Learning-task oriented semantic communication is pivotal in optimizing transmission efficiency by extracting and conveying essential semantics tailored to specific tasks, such as image reconstruction and classification. Nevertheless, the challenge of eavesdropping poses a formidable threat to semantic privacy due to the open nature of wireless communications. In this paper, intelligent reflective surface (IRS)-enhanced secure semantic communication (IRS-SSC) is proposed to guarantee the physical layer security from a task-oriented semantic perspective. Specifically, a multi-layer codebook is exploited to discretize continuous semantic features and describe semantics with different numbers of bits, thereby meeting the need for hierarchical semantic representation and further enhancing the transmission efficiency. Novel semantic security metrics, i.e., secure semantic rate (S-SR) and secure semantic spectrum efficiency (S-SSE), are defined to map the task-oriented security requirements at the application layer into the physical layer. To achieve artificial intelligence (AI)-native secure communication, we propose a noise disturbance enhanced hybrid deep reinforcement learning (NdeHDRL)-based resource allocation scheme. This scheme dynamically maximizes the S-SSE by jointly optimizing the bits for semantic representations, reflective coefficients of the IRS, and the subchannel assignment. Moreover, we propose a novel semantic context awared state space (SCA-SS) to fusion the high-dimensional semantic space and the observable system state space, which enables the agent to perceive semantic context and solves the dimensional catastrophe problem. Simulation results demonstrate the efficiency of our proposed schemes in both enhancing the security performance and the S-SSE compared to several benchmark schemes.

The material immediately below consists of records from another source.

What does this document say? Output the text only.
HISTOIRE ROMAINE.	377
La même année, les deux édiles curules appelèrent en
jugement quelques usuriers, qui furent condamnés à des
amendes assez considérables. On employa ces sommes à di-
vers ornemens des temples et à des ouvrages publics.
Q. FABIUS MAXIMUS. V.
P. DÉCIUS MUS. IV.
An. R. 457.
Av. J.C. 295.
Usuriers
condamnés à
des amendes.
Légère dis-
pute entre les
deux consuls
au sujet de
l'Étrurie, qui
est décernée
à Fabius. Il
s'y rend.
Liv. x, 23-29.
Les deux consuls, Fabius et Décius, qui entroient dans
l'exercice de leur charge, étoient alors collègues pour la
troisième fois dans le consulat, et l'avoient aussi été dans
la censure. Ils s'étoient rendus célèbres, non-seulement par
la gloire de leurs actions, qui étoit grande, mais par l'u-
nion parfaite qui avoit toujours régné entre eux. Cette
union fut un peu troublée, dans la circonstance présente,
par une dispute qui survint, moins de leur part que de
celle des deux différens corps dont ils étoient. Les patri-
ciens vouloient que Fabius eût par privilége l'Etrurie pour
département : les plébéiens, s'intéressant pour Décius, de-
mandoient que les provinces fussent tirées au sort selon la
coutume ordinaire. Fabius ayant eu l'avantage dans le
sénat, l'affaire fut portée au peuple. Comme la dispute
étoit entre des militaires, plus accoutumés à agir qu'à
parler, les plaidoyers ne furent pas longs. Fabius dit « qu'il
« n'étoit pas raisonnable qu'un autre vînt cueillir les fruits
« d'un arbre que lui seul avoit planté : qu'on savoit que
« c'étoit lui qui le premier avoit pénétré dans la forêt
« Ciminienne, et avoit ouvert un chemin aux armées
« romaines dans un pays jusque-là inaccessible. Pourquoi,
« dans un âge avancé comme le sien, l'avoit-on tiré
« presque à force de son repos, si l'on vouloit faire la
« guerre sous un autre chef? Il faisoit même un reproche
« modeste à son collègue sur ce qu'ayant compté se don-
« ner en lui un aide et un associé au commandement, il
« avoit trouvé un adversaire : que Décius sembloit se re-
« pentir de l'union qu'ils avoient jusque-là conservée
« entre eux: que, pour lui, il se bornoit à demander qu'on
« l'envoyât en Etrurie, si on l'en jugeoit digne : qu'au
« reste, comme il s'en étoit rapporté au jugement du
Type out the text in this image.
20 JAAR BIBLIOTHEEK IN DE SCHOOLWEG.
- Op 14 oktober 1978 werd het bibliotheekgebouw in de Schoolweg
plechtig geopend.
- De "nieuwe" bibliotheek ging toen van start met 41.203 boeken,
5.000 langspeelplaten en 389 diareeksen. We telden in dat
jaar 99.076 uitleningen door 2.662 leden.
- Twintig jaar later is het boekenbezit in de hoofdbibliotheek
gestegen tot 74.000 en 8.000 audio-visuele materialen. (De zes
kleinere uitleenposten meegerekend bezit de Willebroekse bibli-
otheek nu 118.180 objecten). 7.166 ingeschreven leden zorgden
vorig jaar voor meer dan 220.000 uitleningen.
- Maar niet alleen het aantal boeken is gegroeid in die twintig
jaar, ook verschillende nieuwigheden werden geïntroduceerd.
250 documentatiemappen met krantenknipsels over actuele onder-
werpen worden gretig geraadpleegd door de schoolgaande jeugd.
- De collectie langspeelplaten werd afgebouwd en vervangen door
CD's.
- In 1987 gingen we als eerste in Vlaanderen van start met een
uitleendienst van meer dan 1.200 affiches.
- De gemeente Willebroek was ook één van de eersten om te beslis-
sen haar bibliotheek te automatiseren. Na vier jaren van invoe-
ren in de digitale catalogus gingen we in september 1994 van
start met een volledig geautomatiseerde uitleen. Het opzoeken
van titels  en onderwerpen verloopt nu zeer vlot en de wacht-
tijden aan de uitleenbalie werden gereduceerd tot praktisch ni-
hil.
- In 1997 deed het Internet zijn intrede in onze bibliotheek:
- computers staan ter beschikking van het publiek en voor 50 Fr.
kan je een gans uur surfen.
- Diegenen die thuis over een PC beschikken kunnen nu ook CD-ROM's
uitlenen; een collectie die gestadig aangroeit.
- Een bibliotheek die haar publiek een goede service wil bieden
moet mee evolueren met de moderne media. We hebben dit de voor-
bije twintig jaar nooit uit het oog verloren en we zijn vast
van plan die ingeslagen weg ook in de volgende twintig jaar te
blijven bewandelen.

翻译：面向学习任务的语义通信通过提取和传递针对特定任务（如图像重建与分类）的关键语义，在优化传输效率方面至关重要。然而，由于无线通信的开放性，窃听问题对语义隐私构成了严峻威胁。本文提出智能反射面（IRS）增强的安全语义通信（IRS-SSC），从面向任务的语义视角保障物理层安全。具体而言，利用多层码本对连续语义特征进行离散化，并以不同比特数描述语义，从而满足层次化语义表示的需求并进一步提升传输效率。定义了新颖的语义安全度量指标，即安全语义速率（S-SR）与安全语义频谱效率（S-SSE），将应用层的面向任务安全需求映射至物理层。为实现人工智能（AI）原生的安全通信，我们提出一种基于噪声扰动增强混合深度强化学习（NdeHDRL）的资源分配方案。该方案通过联合优化语义表示比特数、IRS反射系数及子信道分配，动态最大化S-SSE。此外，我们提出一种新颖的语义上下文感知状态空间（SCA-SS），融合高维语义空间与可观测系统状态空间，使智能体能感知语义上下文并解决维度灾难问题。仿真结果表明，与多种基准方案相比，所提方案在提升安全性能与S-SSE方面均具有显著优势。